Anika hates Iséla the way she hates people who win cars from radio stations. More than four-pound sinecure service dogs who shiver and piss on airplanes, more than interrupting others to insist on the correct pronunciation of Ibiza, more than the wage gap, Anika hates Iséla. This hate, sulking and seething, licks at the curves of her brain, distracts her during work, disrupts her sleep.

Anika vividly recalls—more colorfully but less accurately each time—the horrendous plaid of the basement couch, designed as though for the express purpose of deterring sex; the decidedly local haircut of Iséla at age sixteen; her baseline resemblance to Penélope Cruz in a halo of Miller Lite; the TV on, ignored; Iséla’s fingernails, self-painted, discount blue; a half-consumed bag of chips, ripped open at a devil-may-care angle; the sliver of sky through garden-view windows blushing into a kind of warning, early-a.m. pink; nail polishes fumblingly compared, a lattice of fingertips; lip balms, likewise poised for a joking-then-serious comparison; Leave it to Beaver drifting, unnoticed, into the local news.

Because this is a dream, and therefore nonsense, Anika is now famous, and Conan O’Brien is asking, via inexplicable dream logic, “Who was your first kiss?”

The audience hoots, desperate to know. Needing this.

“Iséla,” she says, viciously coy. The audience hoots louder, an exploded sixth-grade locker room.

“And…?” Conan presses.

Anika examines her nails, a chic lemon-meringue yellow, with careless, offhand finesse. “It was…fine.” An exquisite, flawless snub. Somewhere, Iséla kills herself.

She only lives in that little town—Redfield, but really South Dakota, all of it—for one year. But it’s a formative year. The things people say are all in the neutral, nowhere dialect of Bob Barker and Tom Brokaw, a trustworthy nothingness. She senses its power, this nowhere-voice, and learns how to do it. She moves away and is fine, better than fine. Still, her revenge fantasy languishes just beneath the skin, underscored by the grating laughter of Andy Richter, couched in the imagined, incorrectly remembered upholstery of the overstuffed Conan O’Brien chairs.
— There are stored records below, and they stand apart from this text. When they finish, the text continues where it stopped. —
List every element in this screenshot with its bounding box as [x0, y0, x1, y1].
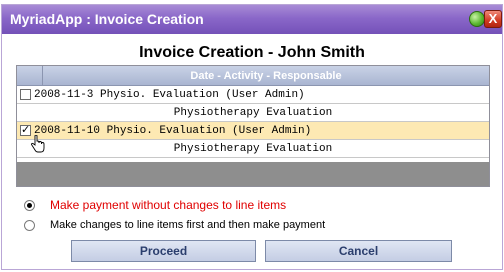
option-pay-without-changes[interactable]: Make payment without changes to line ite… [24, 195, 494, 215]
table-row-detail: Physiotherapy Evaluation [17, 104, 489, 122]
cancel-button[interactable]: Cancel [265, 240, 452, 262]
payment-options: Make payment without changes to line ite… [24, 195, 494, 235]
close-icon[interactable]: X [484, 10, 502, 28]
title-bar[interactable]: MyriadApp : Invoice Creation X [2, 5, 502, 34]
table-row-detail: Physiotherapy Evaluation [17, 140, 489, 158]
table-row[interactable]: 2008-11-10 Physio. Evaluation (User Admi… [17, 122, 489, 140]
activity-grid: Date - Activity - Responsable 2008-11-3 … [16, 65, 490, 187]
option2-label: Make changes to line items first and the… [50, 219, 326, 231]
select-column-header [17, 66, 43, 85]
grid-footer [17, 162, 489, 186]
proceed-button[interactable]: Proceed [71, 240, 256, 262]
row-checkbox[interactable] [20, 89, 31, 100]
row-detail: Physiotherapy Evaluation [173, 142, 333, 155]
radio-change-line-items[interactable] [24, 219, 35, 231]
page-heading: Invoice Creation - John Smith [139, 44, 365, 61]
option-change-line-items[interactable]: Make changes to line items first and the… [24, 215, 494, 235]
row-detail: Physiotherapy Evaluation [173, 106, 333, 119]
table-row[interactable]: 2008-11-3 Physio. Evaluation (User Admin… [17, 86, 489, 104]
row-summary: 2008-11-10 Physio. Evaluation (User Admi… [34, 124, 312, 137]
grid-header: Date - Activity - Responsable [17, 66, 489, 86]
invoice-creation-window: MyriadApp : Invoice Creation X Invoice C… [1, 4, 503, 270]
window-title: MyriadApp : Invoice Creation [10, 11, 204, 27]
radio-pay-without-changes[interactable] [24, 199, 35, 211]
row-summary: 2008-11-3 Physio. Evaluation (User Admin… [34, 88, 305, 101]
grid-column-header: Date - Activity - Responsable [190, 70, 342, 82]
option1-label: Make payment without changes to line ite… [50, 198, 287, 212]
hand-cursor-icon [31, 135, 45, 153]
green-circle-icon[interactable] [469, 11, 485, 27]
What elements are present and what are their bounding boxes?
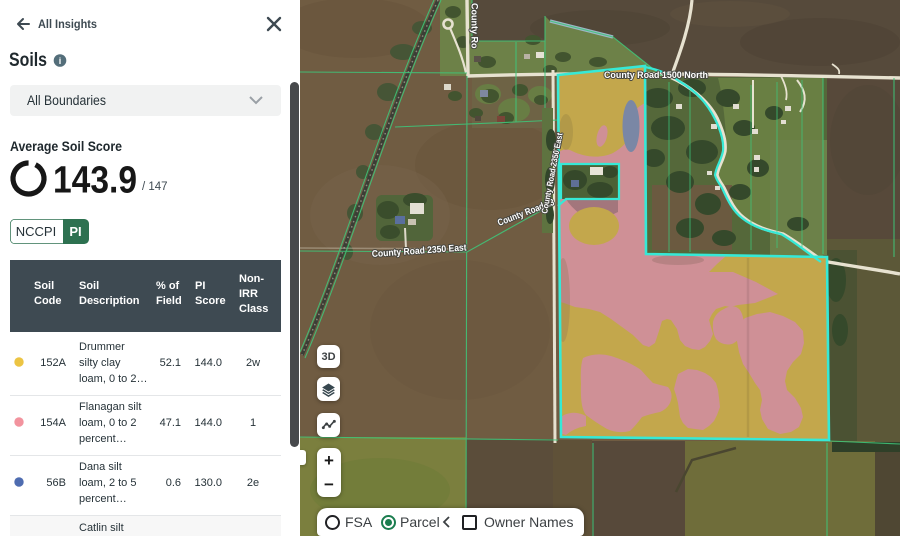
svg-text:Soils: Soils — [9, 49, 47, 71]
svg-text:Drummer: Drummer — [79, 341, 125, 353]
svg-text:47.1: 47.1 — [160, 417, 181, 429]
svg-text:County Ro: County Ro — [470, 3, 480, 49]
svg-text:% of: % of — [156, 280, 180, 292]
svg-text:Dana silt: Dana silt — [79, 461, 122, 473]
svg-text:All Boundaries: All Boundaries — [27, 93, 106, 108]
svg-text:County Road 1500 North: County Road 1500 North — [604, 70, 708, 81]
svg-text:Flanagan silt: Flanagan silt — [79, 401, 141, 413]
svg-text:percent…: percent… — [79, 433, 127, 445]
svg-text:2w: 2w — [246, 357, 260, 369]
svg-text:Class: Class — [239, 303, 268, 315]
svg-text:143.9: 143.9 — [53, 160, 137, 202]
svg-text:loam, 0 to 2: loam, 0 to 2 — [79, 417, 136, 429]
svg-text:144.0: 144.0 — [194, 417, 222, 429]
svg-text:Description: Description — [79, 295, 140, 307]
svg-text:percent…: percent… — [79, 493, 127, 505]
svg-text:loam, 0 to 2…: loam, 0 to 2… — [79, 373, 147, 385]
svg-text:NCCPI: NCCPI — [16, 224, 56, 239]
svg-text:Soil: Soil — [34, 280, 54, 292]
svg-text:1: 1 — [250, 417, 256, 429]
svg-text:PI: PI — [195, 280, 205, 292]
svg-text:/ 147: / 147 — [142, 181, 168, 193]
svg-text:All Insights: All Insights — [38, 19, 97, 31]
svg-text:130.0: 130.0 — [194, 477, 222, 489]
svg-text:Catlin silt: Catlin silt — [79, 522, 124, 534]
svg-text:silty clay: silty clay — [79, 357, 121, 369]
svg-text:loam, 2 to 5: loam, 2 to 5 — [79, 477, 136, 489]
svg-text:Soil: Soil — [79, 280, 99, 292]
svg-text:152A: 152A — [40, 357, 66, 369]
svg-text:2e: 2e — [247, 477, 259, 489]
svg-text:IRR: IRR — [239, 288, 258, 300]
svg-text:Non-: Non- — [239, 273, 264, 285]
svg-text:52.1: 52.1 — [160, 357, 181, 369]
svg-text:Code: Code — [34, 295, 62, 307]
svg-text:Average Soil Score: Average Soil Score — [10, 139, 122, 154]
svg-text:i: i — [59, 56, 62, 66]
svg-text:144.0: 144.0 — [194, 357, 222, 369]
svg-text:0.6: 0.6 — [166, 477, 181, 489]
svg-text:154A: 154A — [40, 417, 66, 429]
svg-text:56B: 56B — [46, 477, 66, 489]
svg-text:Field: Field — [156, 295, 182, 307]
svg-text:Score: Score — [195, 295, 226, 307]
svg-text:PI: PI — [69, 224, 81, 239]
In subsequent years, Anika sits hunched in the dull blue glow of her computer screen, Avi (textbook, unimpeachably husbandlike) faintly snoring in the darkness behind her. Through the vapid dark magic of the internet, she clocks the recurrence of Iséla’s acne with wincing pleasure. The grapes, as it turns out, are in fact sour.

Of course, as any oenophile will tell you, sour grapes—on occasion—become wine.

Shortly thereafter, on the advice of no one, Anika wends her way through her class reunion, gripping a cup of Riesling like an enemy throat. She shouldn’t have come—Avi warned her not to, smelling on this excursion the unburied body of a former self. Yet here she is, weaving through a sea of thin-lipped housewives and shriveling jawlines—hating them all, hating everything to the nth—toward her magnet, her nemesis…Iséla.

Iséla is now, infuriatingly and exhilaratingly, sans acne. “Your face,” says Anika.

Iséla smiles, a maddeningly perfect smile. “No, yours.”

They are at once a tangle of fingers—fingers Anika has often fantasized of snapping in half, denailing, tormenting with an obscure iteration of mislearned acupressure-as-torture, now interlaced with hers.

Tonight will be an ecstatic blur of possibility, not yet misremembered. They will kiss. Anika will cry; Iséla will not object. She will feel what it is to hold a world, fragile and aching, in one’s palm.

To open one’s fist and find it gone.